Alain Gomis est né en 1972 d’un père sénégalais et d’une mère française. Il commence à travailler dans des ateliers vidéo où il filme l’immigration. L’Afrance est son premier long métrage en 2004.Suivront Andalucia (2007) et Aujourd’hui (2011). Félicité a obtenu un Ours d’argent à Berlin et un Etalon d’or au Fespaco de Ouagadougou en 2017.

Résumé :

A Kinshasa, capitale de la République démocratique du Congo, Félicité chante le soir dans les bars. Lorsque son fils est blessé dans un accident de moto, elle doit rapidement trouver de quoi payer son opération chirurgicale.

Analyse :



Dès le début du film nous sommes plongés au cœur de la ville africaine pleine de bruit, de poussière, de chaleur et de corps en transpiration. Kinshasa partage d’ailleurs la vedette avec Félicité, le personnage principal. Alain Gomis a voulu que Félicité (actrice non professionnelle) soit « une femme forte qui n’accepte pas la compromission, qui prend tout de plein fouet et ne plie pas sous les coups » Pour ce faire, il s’approche au plus près du visage fermé et fier de Félicité avec une caméra portée et tremblante pour souligner sa détermination, son refus de plier mais aussi sa solitude. L’autre personnage fondamental du film est Tabu, un colosse qui se laisse trop souvent embarquer dans les brumes de l’alcool, qui s’improvise mécanicien/réparateur de frigo mais aussi homme plein d’humanité.
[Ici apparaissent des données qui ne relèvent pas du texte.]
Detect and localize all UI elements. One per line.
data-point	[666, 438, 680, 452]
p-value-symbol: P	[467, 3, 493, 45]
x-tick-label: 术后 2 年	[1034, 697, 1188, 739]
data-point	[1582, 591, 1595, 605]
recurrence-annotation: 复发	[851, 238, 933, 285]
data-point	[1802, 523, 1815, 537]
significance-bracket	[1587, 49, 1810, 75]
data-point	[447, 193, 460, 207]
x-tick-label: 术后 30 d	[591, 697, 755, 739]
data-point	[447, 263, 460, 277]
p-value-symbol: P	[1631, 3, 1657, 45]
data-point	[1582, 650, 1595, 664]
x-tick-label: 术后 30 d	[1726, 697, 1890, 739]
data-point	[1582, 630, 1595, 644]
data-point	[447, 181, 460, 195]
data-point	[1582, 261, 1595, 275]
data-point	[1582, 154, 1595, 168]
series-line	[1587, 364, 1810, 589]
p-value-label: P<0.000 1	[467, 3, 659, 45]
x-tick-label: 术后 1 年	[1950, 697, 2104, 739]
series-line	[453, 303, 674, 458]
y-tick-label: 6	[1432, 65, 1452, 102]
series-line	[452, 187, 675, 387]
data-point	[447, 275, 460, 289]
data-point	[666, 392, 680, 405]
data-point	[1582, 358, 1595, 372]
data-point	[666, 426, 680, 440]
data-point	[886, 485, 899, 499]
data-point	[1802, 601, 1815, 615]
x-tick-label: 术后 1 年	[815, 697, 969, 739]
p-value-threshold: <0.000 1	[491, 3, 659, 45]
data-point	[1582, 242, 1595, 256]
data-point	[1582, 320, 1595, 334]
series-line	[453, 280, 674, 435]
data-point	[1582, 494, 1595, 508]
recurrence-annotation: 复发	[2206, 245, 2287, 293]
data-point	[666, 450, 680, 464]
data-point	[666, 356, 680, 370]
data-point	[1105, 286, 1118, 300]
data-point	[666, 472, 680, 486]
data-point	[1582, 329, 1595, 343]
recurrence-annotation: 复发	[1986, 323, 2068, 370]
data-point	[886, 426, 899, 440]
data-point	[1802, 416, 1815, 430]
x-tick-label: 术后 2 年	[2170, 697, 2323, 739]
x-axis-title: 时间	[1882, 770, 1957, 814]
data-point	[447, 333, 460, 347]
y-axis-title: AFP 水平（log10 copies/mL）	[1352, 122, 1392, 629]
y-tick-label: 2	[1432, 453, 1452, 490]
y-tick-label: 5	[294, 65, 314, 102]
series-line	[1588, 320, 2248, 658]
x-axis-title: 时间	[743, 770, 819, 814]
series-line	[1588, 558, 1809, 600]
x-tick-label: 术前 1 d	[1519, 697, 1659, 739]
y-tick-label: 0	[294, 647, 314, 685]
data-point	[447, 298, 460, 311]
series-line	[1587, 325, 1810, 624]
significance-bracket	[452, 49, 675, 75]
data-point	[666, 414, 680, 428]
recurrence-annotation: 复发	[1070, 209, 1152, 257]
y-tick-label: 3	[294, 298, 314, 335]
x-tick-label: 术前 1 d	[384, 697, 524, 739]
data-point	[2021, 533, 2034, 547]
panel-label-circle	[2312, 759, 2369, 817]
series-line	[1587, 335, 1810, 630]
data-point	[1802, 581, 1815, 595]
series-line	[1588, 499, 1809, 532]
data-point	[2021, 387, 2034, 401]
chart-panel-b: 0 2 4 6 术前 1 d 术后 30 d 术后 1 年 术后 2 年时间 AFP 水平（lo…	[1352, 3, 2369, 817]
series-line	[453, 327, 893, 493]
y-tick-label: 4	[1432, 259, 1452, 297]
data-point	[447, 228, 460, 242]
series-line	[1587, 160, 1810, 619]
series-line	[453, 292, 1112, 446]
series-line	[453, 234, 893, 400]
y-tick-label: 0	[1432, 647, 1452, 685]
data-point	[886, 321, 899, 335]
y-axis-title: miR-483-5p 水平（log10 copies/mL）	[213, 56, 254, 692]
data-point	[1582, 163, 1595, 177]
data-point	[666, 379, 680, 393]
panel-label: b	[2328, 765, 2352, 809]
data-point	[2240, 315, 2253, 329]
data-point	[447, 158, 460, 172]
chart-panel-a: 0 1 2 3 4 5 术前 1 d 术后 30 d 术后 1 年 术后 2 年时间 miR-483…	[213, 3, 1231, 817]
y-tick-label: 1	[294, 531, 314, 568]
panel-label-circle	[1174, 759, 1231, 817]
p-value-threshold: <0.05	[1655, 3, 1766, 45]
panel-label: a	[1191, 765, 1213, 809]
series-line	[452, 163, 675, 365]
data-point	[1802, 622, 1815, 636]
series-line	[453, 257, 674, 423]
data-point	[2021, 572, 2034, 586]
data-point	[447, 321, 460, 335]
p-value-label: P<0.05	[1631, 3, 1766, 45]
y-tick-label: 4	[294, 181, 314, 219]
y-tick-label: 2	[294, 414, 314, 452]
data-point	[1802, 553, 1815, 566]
Nous sommes pleinement en Afrique et Gomis dénonce le système de corruption généralisée et la grande différence entre les « élites » et le peuple qui, lui, cultive la solidarité. Ce film, tourné en grande partie en lingala, la langue locale, est immergé dans la culture africaine et les croyances anciennes ne sont pas très loin, comme en témoignent les scènes de nuit où l’obscurité naturelle prend le pouvoir et qui rappellent les rites animistes du bois sacré des tribus africaines. Bien évidemment la musique joue un rôle important dans le film et elle lui donne certains de ses meilleurs moments quand Félicité chante seule sur scène devant une salle vide ou quand on voit un gros plan sur une main jouant de la guitare. La formation Kasaï All-stars joue un mélange de jazz et de musique traditionnelle mais Gomis nous présente aussi une chorale d’amateurs qui chante la musique contemporaine de l’estonien Arvö Part ! Félicité est une véritable ode à la vie, une création généreuse, dans laquelle le bruit et la fureur côtoient la délicatesse et l’humanité.